Busqué con los ojos el camino real. Sobre esa raya de tierra colorada
que rajaba el valle, envuelto en una nube de polvo, el carruaje de don
Natalicio Miranda, no más grande que la frutita negra del pacholí. Desde
adentro, María Matutina, la mano sobre la boca, me estaría viendo volar. Ahora
ella era quien padecía por mí, y no yo que, escondido entre los pajonales,
esperaba el paso del carruaje de regreso a la estancia. Yo sacaba pecho en el
aire. La humareda azulada del horizonte, aplastada contra la lejanía. ¡Era mío
todo el mundo!
Pero lo que veía subir en este momento como bala era el pozo de la salamanca
hacia donde me estaba llevando el viento con el capricho de una mula tuerta. El
mismo lugar en que treinta años más tarde van a blanquear los huesos de Atilano
y sus compañeros acorralados por los regulares, al comienzo mismo de las
guerrillas. Sentí que el miedo me ablandaba de golpe las uñas agarrotadas a las
tacuaras. Me achiqué en una burbuja, la más pequeña de esos millones de
burbujas que me chupan hacia abajo. Ya no quise ser más que el agujero de la
nada.
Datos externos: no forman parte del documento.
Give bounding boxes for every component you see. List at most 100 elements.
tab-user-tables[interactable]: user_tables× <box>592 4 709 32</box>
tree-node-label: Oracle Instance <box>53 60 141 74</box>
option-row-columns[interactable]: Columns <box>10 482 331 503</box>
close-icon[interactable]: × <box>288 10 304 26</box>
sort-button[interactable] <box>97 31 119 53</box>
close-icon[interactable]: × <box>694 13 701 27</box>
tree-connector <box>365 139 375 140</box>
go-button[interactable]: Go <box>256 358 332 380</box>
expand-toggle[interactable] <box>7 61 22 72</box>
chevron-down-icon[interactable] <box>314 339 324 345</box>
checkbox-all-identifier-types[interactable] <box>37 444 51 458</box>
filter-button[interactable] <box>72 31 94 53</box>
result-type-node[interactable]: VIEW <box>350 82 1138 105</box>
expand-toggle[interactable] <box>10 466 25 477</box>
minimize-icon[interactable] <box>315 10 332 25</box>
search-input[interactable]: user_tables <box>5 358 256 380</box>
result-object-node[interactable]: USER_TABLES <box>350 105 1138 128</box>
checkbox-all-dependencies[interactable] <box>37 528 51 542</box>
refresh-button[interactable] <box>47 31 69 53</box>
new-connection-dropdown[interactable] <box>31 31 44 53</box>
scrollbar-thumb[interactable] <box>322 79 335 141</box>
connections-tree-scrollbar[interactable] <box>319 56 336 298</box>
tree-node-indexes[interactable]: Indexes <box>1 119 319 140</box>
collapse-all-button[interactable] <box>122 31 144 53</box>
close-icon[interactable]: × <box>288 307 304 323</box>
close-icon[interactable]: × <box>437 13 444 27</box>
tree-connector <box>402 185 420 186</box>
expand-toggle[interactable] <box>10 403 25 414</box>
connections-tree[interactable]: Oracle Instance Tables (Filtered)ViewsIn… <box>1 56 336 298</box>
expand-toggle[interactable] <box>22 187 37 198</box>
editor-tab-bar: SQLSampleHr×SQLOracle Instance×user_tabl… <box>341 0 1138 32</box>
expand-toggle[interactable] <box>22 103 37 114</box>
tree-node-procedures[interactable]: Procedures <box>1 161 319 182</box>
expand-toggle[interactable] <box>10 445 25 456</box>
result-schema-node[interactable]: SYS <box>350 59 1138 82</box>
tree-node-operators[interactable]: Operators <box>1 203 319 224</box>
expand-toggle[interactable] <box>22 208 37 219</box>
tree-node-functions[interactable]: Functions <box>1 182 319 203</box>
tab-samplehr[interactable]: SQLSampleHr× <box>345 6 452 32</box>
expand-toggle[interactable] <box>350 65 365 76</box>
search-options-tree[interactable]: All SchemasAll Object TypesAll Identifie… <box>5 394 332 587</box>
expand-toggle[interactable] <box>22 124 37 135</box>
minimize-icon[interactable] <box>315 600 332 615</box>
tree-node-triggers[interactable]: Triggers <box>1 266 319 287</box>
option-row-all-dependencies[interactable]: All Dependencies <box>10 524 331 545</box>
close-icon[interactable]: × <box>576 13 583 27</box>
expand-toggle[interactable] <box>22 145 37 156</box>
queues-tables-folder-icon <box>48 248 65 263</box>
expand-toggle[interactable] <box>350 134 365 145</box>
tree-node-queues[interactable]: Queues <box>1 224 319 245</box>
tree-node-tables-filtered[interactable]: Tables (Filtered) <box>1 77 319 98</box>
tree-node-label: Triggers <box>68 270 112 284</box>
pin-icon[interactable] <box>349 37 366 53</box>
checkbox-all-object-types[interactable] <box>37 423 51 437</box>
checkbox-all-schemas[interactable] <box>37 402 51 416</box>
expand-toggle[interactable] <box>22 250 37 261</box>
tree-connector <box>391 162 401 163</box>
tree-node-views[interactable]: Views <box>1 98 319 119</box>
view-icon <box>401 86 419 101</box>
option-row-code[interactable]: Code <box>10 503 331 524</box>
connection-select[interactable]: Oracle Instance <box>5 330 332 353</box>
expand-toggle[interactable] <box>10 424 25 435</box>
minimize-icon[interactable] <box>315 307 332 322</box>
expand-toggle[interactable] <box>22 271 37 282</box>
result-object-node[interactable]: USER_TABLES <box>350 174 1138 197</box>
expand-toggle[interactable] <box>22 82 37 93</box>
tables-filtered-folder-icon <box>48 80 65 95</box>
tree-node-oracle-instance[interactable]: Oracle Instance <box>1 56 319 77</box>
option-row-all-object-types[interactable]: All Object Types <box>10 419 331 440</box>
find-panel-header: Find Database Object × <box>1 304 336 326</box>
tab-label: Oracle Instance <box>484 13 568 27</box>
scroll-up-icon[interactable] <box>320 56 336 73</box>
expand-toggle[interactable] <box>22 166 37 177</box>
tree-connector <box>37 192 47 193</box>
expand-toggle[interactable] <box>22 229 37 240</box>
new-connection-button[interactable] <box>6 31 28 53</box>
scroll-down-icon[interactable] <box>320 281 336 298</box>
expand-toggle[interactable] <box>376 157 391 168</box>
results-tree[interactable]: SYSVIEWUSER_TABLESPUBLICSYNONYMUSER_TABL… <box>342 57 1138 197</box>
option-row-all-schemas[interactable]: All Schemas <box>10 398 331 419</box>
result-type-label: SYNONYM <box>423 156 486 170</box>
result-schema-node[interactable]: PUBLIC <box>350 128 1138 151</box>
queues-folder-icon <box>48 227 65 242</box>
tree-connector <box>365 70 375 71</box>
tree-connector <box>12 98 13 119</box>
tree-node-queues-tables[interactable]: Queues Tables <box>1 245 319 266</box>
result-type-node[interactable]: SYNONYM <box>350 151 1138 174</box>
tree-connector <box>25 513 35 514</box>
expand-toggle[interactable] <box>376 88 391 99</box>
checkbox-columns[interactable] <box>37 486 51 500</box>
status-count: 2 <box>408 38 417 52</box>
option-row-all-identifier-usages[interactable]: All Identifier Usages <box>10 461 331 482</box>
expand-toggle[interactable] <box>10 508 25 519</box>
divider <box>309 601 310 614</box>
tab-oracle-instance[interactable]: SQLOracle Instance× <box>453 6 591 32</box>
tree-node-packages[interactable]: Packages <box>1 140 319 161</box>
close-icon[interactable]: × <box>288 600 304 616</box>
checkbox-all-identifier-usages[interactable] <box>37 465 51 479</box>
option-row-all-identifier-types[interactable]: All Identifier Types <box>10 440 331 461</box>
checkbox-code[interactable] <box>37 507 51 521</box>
Salté hacia atrás, hacia arriba, hacia los recuerdos, hacia lo que estaba
antes de los recuerdos. Y la memoria sólo me permitió gritar ¡Socorro!,
aferrándose al amuleto que no tenía, al corazón del colibrí que se había volado
esa mañana. Me respondió el ruido de las cañas quebrándose como tiros contra
las piedras del precipicio. La sábana me tapó la cara.